04Which is safer — MAX or RAMP?
By beta (market sensitivity over 5 years), LiveRamp Holdings, Inc.
(RAMP) is the lower-risk stock at 0. 97β versus MediaAlpha, Inc. 's 1. 01β — meaning MAX is approximately 5% more volatile than RAMP relative to the S&P 500.
05Which is growing faster — MAX or RAMP?
By revenue growth (latest reported year), MediaAlpha, Inc.

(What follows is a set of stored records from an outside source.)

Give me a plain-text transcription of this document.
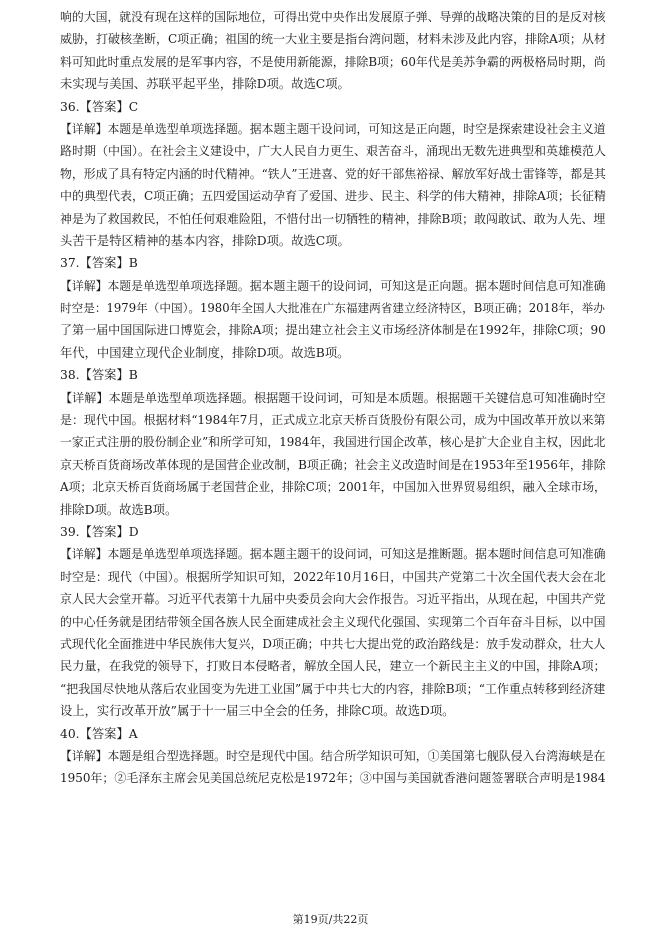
响的大国，就没有现在这样的国际地位，可得出党中央作出发展原子弹、导弹的战略决策的目的是反对核
威胁，打破核垄断，C项正确；祖国的统一大业主要是指台湾问题，材料未涉及此内容，排除A项；从材
料可知此时重点发展的是军事内容，不是使用新能源，排除B项；60年代是美苏争霸的两极格局时期，尚
未实现与美国、苏联平起平坐，排除D项。故选C项。
36.【答案】C
【详解】本题是单选型单项选择题。据本题主题干设问词，可知这是正向题，时空是探索建设社会主义道
路时期（中国）。在社会主义建设中，广大人民自力更生、艰苦奋斗，涌现出无数先进典型和英雄模范人
物，形成了具有特定内涵的时代精神。“铁人”王进喜、党的好干部焦裕禄、解放军好战士雷锋等，都是其
中的典型代表，C项正确；五四爱国运动孕育了爱国、进步、民主、科学的伟大精神，排除A项；长征精
神是为了救国救民，不怕任何艰难险阻，不惜付出一切牺牲的精神，排除B项；敢闯敢试、敢为人先、埋
头苦干是特区精神的基本内容，排除D项。故选C项。
37.【答案】B
【详解】本题是单选型单项选择题。据本题主题干的设问词，可知这是正向题。据本题时间信息可知准确
时空是：1979年（中国）。1980年全国人大批准在广东福建两省建立经济特区，B项正确；2018年，举办
了第一届中国国际进口博览会，排除A项；提出建立社会主义市场经济体制是在1992年，排除C项；90
年代，中国建立现代企业制度，排除D项。故选B项。
38.【答案】B
【详解】本题是单选型单项选择题。根据题干设问词，可知是本质题。根据题干关键信息可知准确时空
是：现代中国。根据材料“1984年7月，正式成立北京天桥百货股份有限公司，成为中国改革开放以来第
一家正式注册的股份制企业”和所学可知，1984年，我国进行国企改革，核心是扩大企业自主权，因此北
京天桥百货商场改革体现的是国营企业改制，B项正确；社会主义改造时间是在1953年至1956年，排除
A项；北京天桥百货商场属于老国营企业，排除C项；2001年，中国加入世界贸易组织，融入全球市场，
排除D项。故选B项。
39.【答案】D
【详解】本题是单选型单项选择题。据本题主题干的设问词，可知这是推断题。据本题时间信息可知准确
时空是：现代（中国）。根据所学知识可知，2022年10月16日，中国共产党第二十次全国代表大会在北
京人民大会堂开幕。习近平代表第十九届中央委员会向大会作报告。习近平指出，从现在起，中国共产党
的中心任务就是团结带领全国各族人民全面建成社会主义现代化强国、实现第二个百年奋斗目标，以中国
式现代化全面推进中华民族伟大复兴，D项正确；中共七大提出党的政治路线是：放手发动群众，壮大人
民力量，在我党的领导下，打败日本侵略者，解放全国人民，建立一个新民主主义的中国，排除A项；
“把我国尽快地从落后农业国变为先进工业国”属于中共七大的内容，排除B项；“工作重点转移到经济建
设上，实行改革开放”属于十一届三中全会的任务，排除C项。故选D项。
40.【答案】A
【详解】本题是组合型选择题。时空是现代中国。结合所学知识可知，①美国第七舰队侵入台湾海峡是在
1950年；②毛泽东主席会见美国总统尼克松是1972年；③中国与美国就香港问题签署联合声明是1984
第19页/共22页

(MAX) is pulling ahead at 28. 8% versus 13. 0% for LiveRamp Holdings, Inc. (RAMP). On earnings-per-share growth, the picture is similar: MediaAlpha, Inc. grew EPS 25. 8% year-over-year, compared to -107. 1% for LiveRamp Holdings, Inc.. Over a 3-year CAGR, MAX leads at 34. 4% annualised revenue growth. Higher growth typically commands a higher valuation multiple — check whether the premium P/E or P/S is justified by the growth rate using the PEG ratio.
06Which has better profit margins — MAX or RAMP?
MediaAlpha, Inc.
(MAX) is the more profitable company, earning 2. 3% net margin versus -0. 1% for LiveRamp Holdings, Inc. — meaning it keeps 2. 3% of every revenue dollar as bottom-line profit. Operating margin tells a similar story: MAX leads at 7. 0% versus 0. 7% for RAMP. At the gross margin level — before operating expenses — RAMP leads at 71. 0%, reflecting greater pricing power or product mix advantage. Stronger margins indicate durable pricing power, lower cost of revenue, or higher mix of software/services. They are one of the clearest signs of business quality.

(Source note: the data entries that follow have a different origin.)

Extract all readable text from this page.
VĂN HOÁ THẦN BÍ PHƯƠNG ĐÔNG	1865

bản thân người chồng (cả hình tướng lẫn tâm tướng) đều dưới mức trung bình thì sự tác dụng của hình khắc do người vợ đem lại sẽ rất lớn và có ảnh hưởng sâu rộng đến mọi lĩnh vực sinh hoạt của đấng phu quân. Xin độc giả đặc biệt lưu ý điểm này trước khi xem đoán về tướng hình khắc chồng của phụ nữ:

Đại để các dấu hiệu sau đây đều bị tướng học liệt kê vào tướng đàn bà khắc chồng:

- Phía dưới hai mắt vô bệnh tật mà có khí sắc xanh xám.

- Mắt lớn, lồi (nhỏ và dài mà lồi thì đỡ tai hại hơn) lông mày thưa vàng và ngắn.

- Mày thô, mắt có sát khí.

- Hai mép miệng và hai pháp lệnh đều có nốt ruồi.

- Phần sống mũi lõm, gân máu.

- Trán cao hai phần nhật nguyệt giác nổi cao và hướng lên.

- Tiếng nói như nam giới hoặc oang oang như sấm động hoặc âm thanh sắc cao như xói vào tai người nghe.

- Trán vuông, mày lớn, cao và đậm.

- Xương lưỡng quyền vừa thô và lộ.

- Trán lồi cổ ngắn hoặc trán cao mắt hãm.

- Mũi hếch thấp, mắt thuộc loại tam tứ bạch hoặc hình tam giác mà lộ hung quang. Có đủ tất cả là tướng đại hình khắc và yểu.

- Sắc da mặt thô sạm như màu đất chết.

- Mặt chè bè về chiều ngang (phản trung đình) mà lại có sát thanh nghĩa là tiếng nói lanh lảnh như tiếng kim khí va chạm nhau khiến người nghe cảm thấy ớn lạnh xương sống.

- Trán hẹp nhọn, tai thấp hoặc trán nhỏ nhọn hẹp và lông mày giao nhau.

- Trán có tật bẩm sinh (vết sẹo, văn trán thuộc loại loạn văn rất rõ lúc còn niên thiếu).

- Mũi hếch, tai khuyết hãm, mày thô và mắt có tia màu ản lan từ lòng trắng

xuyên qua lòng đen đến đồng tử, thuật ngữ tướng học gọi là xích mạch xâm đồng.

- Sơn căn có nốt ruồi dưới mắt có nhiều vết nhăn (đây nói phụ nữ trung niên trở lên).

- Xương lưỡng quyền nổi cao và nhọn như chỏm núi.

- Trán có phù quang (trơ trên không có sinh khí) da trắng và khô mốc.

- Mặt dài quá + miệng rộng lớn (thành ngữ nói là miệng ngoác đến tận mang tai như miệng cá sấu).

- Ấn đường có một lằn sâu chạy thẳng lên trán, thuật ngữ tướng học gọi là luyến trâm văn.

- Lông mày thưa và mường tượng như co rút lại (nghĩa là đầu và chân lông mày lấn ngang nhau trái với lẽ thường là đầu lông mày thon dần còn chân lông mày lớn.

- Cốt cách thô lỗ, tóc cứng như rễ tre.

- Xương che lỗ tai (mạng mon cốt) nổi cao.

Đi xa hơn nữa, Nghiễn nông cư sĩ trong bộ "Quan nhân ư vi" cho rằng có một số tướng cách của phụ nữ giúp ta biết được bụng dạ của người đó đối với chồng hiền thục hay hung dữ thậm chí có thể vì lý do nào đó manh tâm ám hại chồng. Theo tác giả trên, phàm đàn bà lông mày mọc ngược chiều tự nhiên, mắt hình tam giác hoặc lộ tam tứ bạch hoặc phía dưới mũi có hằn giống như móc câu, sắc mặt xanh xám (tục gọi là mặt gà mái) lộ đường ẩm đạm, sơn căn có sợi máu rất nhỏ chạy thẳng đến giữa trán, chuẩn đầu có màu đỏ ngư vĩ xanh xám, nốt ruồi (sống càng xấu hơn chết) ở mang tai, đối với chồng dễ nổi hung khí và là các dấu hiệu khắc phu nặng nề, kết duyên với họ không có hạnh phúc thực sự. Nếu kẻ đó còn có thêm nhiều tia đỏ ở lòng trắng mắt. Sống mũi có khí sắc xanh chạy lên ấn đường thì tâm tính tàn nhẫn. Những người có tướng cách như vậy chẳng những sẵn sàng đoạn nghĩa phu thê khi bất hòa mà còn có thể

07Is MAX or RAMP more undervalued right now?
On forward earnings alone, MediaAlpha, Inc.
(MAX) trades at 8. 5x forward P/E versus 12. 8x for LiveRamp Holdings, Inc. — 4. 3x cheaper on a one-year earnings basis. Analyst consensus price targets imply the most upside for RAMP: 49. 5% to $44. 00.
08Which pays a better dividend — MAX or RAMP?
None of the stocks in this comparison currently pay a material dividend.
All are effectively zero-yield and should be held for capital appreciation rather than income.
09Is MAX or RAMP better for a retirement portfolio?
For long-horizon retirement investors, LiveRamp Holdings, Inc.
(RAMP) is the stronger choice — it scores higher on the combination of lower volatility, dividend reliability, and long-term compounding (low volatility (β 0. 97)). Both have compounded well over 10 years (RAMP: +28. 9%, MAX: -71. 8%), confirming both are viable long-term holds — but the lower-volatility option typically results in less emotional selling during corrections. Retirement portfolios generally favour predictability over maximum returns. Consult a financial advisor before making allocation decisions.
10What are the main differences between MAX and RAMP?
These companies operate in different sectors (MAX (Communication Services) and RAMP (Technology)), which means they face different economic cycles, regulatory environments, and macro sensitivities — making direct comparison nuanced.
In terms of investment character: MAX is a small-cap high-growth stock; RAMP is a small-cap quality compounder stock. These fundamental differences mean investors should not choose between them on a single metric — the "better stock" depends entirely on which of these characteristics aligns with your investment strategy.